In the Fullness of Time by Farraday Newsome exhibited at Shemer Art Center.EXPAND
In the Fullness of Time by Farraday Newsome exhibited at Shemer Art Center.
Lynn Trimble

In the Fullness of Time
Farraday Newsome

Farraday Newsome, who works with fellow ceramics artist and husband Jeff Reich in their Indigo Street Pottery studio in Mesa, has spent more than two decades creating vessels of red terra cotta clay, exploring “ideas of lushness, sadness, time, and grace” with painterly surfaces that often feature images of familiar objects such as fruit, clocks, seed pods, and insects. More recently, she’s been painting – creating works incorporating similar objects and themes. In the Fullness of Time, first spotted during the 2016 ASU Ceramics Research Center Ceramics Studio Tour, is now part of the “Reflections of Arizona” exhibition at Shemer Art Center, which continues through August 4.

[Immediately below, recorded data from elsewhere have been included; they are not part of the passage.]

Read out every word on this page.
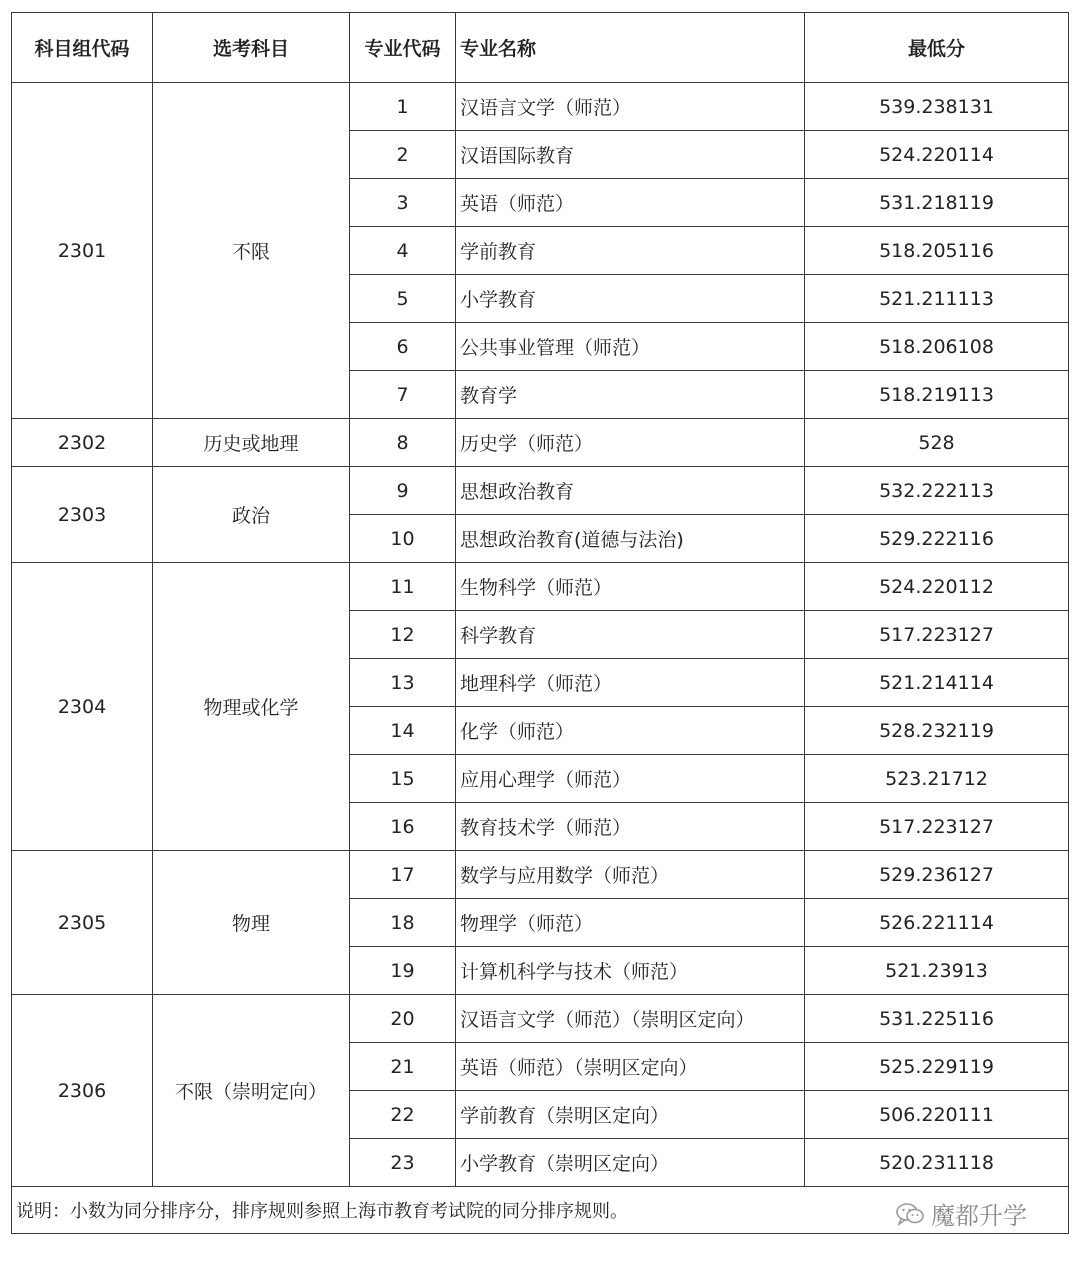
科目组代码	选考科目	专业代码	专业名称	最低分
2301	不限	1	汉语言文学（师范）	539.238131
		2	汉语国际教育	524.220114
		3	英语（师范）	531.218119
		4	学前教育	518.205116
		5	小学教育	521.211113
		6	公共事业管理（师范）	518.206108
		7	教育学	518.219113
2302	历史或地理	8	历史学（师范）	528
2303	政治	9	思想政治教育	532.222113
		10	思想政治教育(道德与法治)	529.222116
2304	物理或化学	11	生物科学（师范）	524.220112
		12	科学教育	517.223127
		13	地理科学（师范）	521.214114
		14	化学（师范）	528.232119
		15	应用心理学（师范）	523.21712
		16	教育技术学（师范）	517.223127
2305	物理	17	数学与应用数学（师范）	529.236127
		18	物理学（师范）	526.221114
		19	计算机科学与技术（师范）	521.23913
2306	不限（崇明定向）	20	汉语言文学（师范）（崇明区定向）	531.225116
		21	英语（师范）（崇明区定向）	525.229119
		22	学前教育（崇明区定向）	506.220111
		23	小学教育（崇明区定向）	520.231118
说明：小数为同分排序分，排序规则参照上海市教育考试院的同分排序规则。					魔都升学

Taking the Long Way Home by Ciel Hendershot exhibited at Warehouse 1005.EXPAND
Taking the Long Way Home by Ciel Hendershot exhibited at Warehouse 1005.
Lynn Trimble

Taking the Long Way Home
Ciel Hendershot

Between two well-known Roosevelt Row venues, The Firehouse and The Nash jazz mecca, there’s an artist studio and exhibition space called Warehouse 1005, where Phoenix artist Ciel Hendershot opened her first-ever art exhibition, called “Emergence,” during June’s Third Friday. In her artist statement, Hendershot says her artistic process involves “meandering” without knowing what she’s going to do next. The “not knowing” is essential, she says. Nearly three dozen of her works are part of the exhibition, which continues through July 7.